The pale, hazy sun that had been providing a meager illusion of light was instantly swallowed by a massive, rolling bank of clouds that poured over the jagged mountain peaks like a tidal wave of dark ink. The sky did not just turn grey; it bruised into a deep, sickly, suffocating purple-black.

The ambient noises of the village—the distant shouts of the market, the barking of dogs, the chopping of firewood—were abruptly, violently silenced.

A split second later, the wind hit them.

It was not the biting chill they had been enduring all morning. This wind carried a physical, crushing weight. It swept through the valley with a deafening, high-pitched howl, slamming into Mo Yuan and Lin like a solid wall of ice.

Lin cried out, stumbling backward as the sheer force of the gale nearly tore her off her feet. Mo Yuan dropped the basket, his ancient instincts taking over as he lunged forward, wrapping his arms around his frail mother to shield her from the blast.
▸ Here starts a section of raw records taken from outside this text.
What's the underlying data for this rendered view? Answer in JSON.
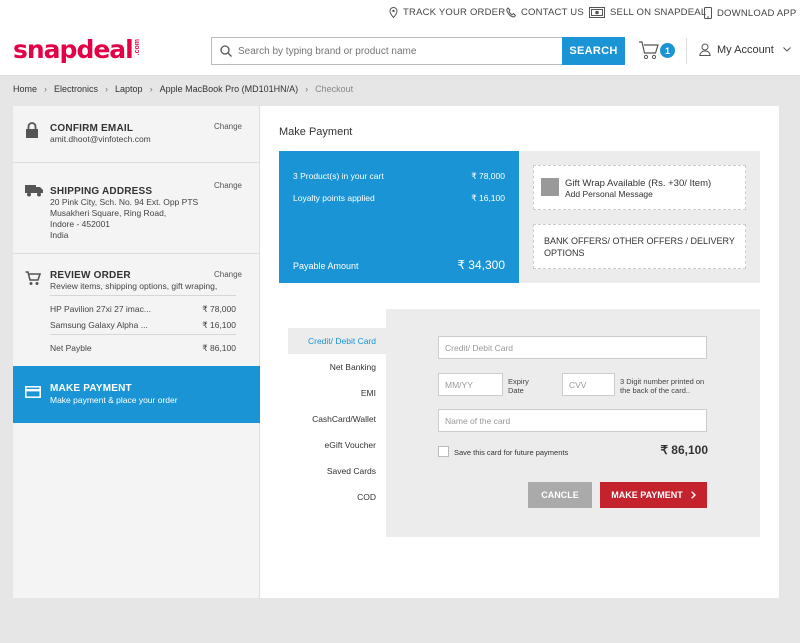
{
  "top_links": {
    "track": "TRACK YOUR ORDER",
    "contact": "CONTACT US",
    "sell": "SELL ON SNAPDEAL",
    "download": "DOWNLOAD APP"
  },
  "header": {
    "logo": "snapdeal",
    "logo_suffix": ".com",
    "search_placeholder": "Search by typing brand or product name",
    "search_button": "SEARCH",
    "cart_count": "1",
    "account_label": "My Account"
  },
  "breadcrumb": [
    "Home",
    "Electronics",
    "Laptop",
    "Apple MacBook Pro (MD101HN/A)",
    "Checkout"
  ],
  "steps": {
    "confirm_email": {
      "title": "CONFIRM EMAIL",
      "value": "amit.dhoot@vinfotech.com",
      "change": "Change"
    },
    "shipping": {
      "title": "SHIPPING ADDRESS",
      "lines": [
        "20 Pink City,  Sch. No. 94 Ext. Opp PTS",
        "Musakheri Square, Ring Road,",
        "Indore - 452001",
        "India"
      ],
      "change": "Change"
    },
    "review": {
      "title": "REVIEW ORDER",
      "sub": "Review items, shipping options, gift wraping,",
      "change": "Change",
      "items": [
        {
          "name": "HP Pavilion 27xi 27 imac...",
          "price": "₹ 78,000"
        },
        {
          "name": "Samsung Galaxy Alpha ...",
          "price": "₹ 16,100"
        }
      ],
      "net_label": "Net Payble",
      "net_value": "₹ 86,100"
    },
    "make_payment": {
      "title": "MAKE PAYMENT",
      "sub": "Make payment & place your order"
    }
  },
  "payment": {
    "heading": "Make Payment",
    "summary": {
      "products_label": "3 Product(s) in your cart",
      "products_value": "₹ 78,000",
      "loyalty_label": "Loyalty points applied",
      "loyalty_value": "₹ 16,100",
      "payable_label": "Payable Amount",
      "payable_value": "₹ 34,300"
    },
    "gift_title": "Gift Wrap Available (Rs. +30/ Item)",
    "gift_sub": "Add Personal Message",
    "offers": "BANK OFFERS/ OTHER OFFERS / DELIVERY OPTIONS",
    "methods": [
      "Credit/ Debit Card",
      "Net Banking",
      "EMI",
      "CashCard/Wallet",
      "eGift Voucher",
      "Saved Cards",
      "COD"
    ],
    "form": {
      "card_placeholder": "Credit/ Debit Card",
      "expiry_placeholder": "MM/YY",
      "expiry_label": "Expiry Date",
      "cvv_placeholder": "CVV",
      "cvv_label": "3 Digit number printed on the back of the card..",
      "name_placeholder": "Name of the card",
      "save_label": "Save this card for future payments",
      "total": "₹ 86,100",
      "cancel": "CANCLE",
      "pay": "MAKE PAYMENT"
    }
  },
  "colors": {
    "brand": "#e40046",
    "accent": "#1a94d4",
    "pay_button": "#c4232e"
  }
}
The temperature plummeted. It dropped ten, twenty degrees in the span of a single heartbeat. The puddles of muddy water in the courtyard flash-froze with a sharp, terrifying *crack*, turning into solid sheets of opaque, grey ice. The air became so violently cold that it felt as though Mo Yuan was inhaling shattered glass, the frost instantly crystallizing the moisture on his eyelashes.

Mo Yuan squinted through the howling gale, his dark eyes locking onto the bruised, churning sky above the mountains.

This was not a normal storm. This was not the natural turning of the seasons. There was a terrifying, suffocating density to the air, a predatory stillness beneath the roaring wind that made the hairs on the back of his neck stand up.

He tightened his grip on his shivering mother, his heart hammering a frantic rhythm against his ribs. The warm, triumphant glow of the market and the three saved copper coins were instantly extinguished, buried beneath an avalanche of encroaching dread.

Winter was no longer just approaching the valley. It had kicked the door down. And it had arrived with a vengeance.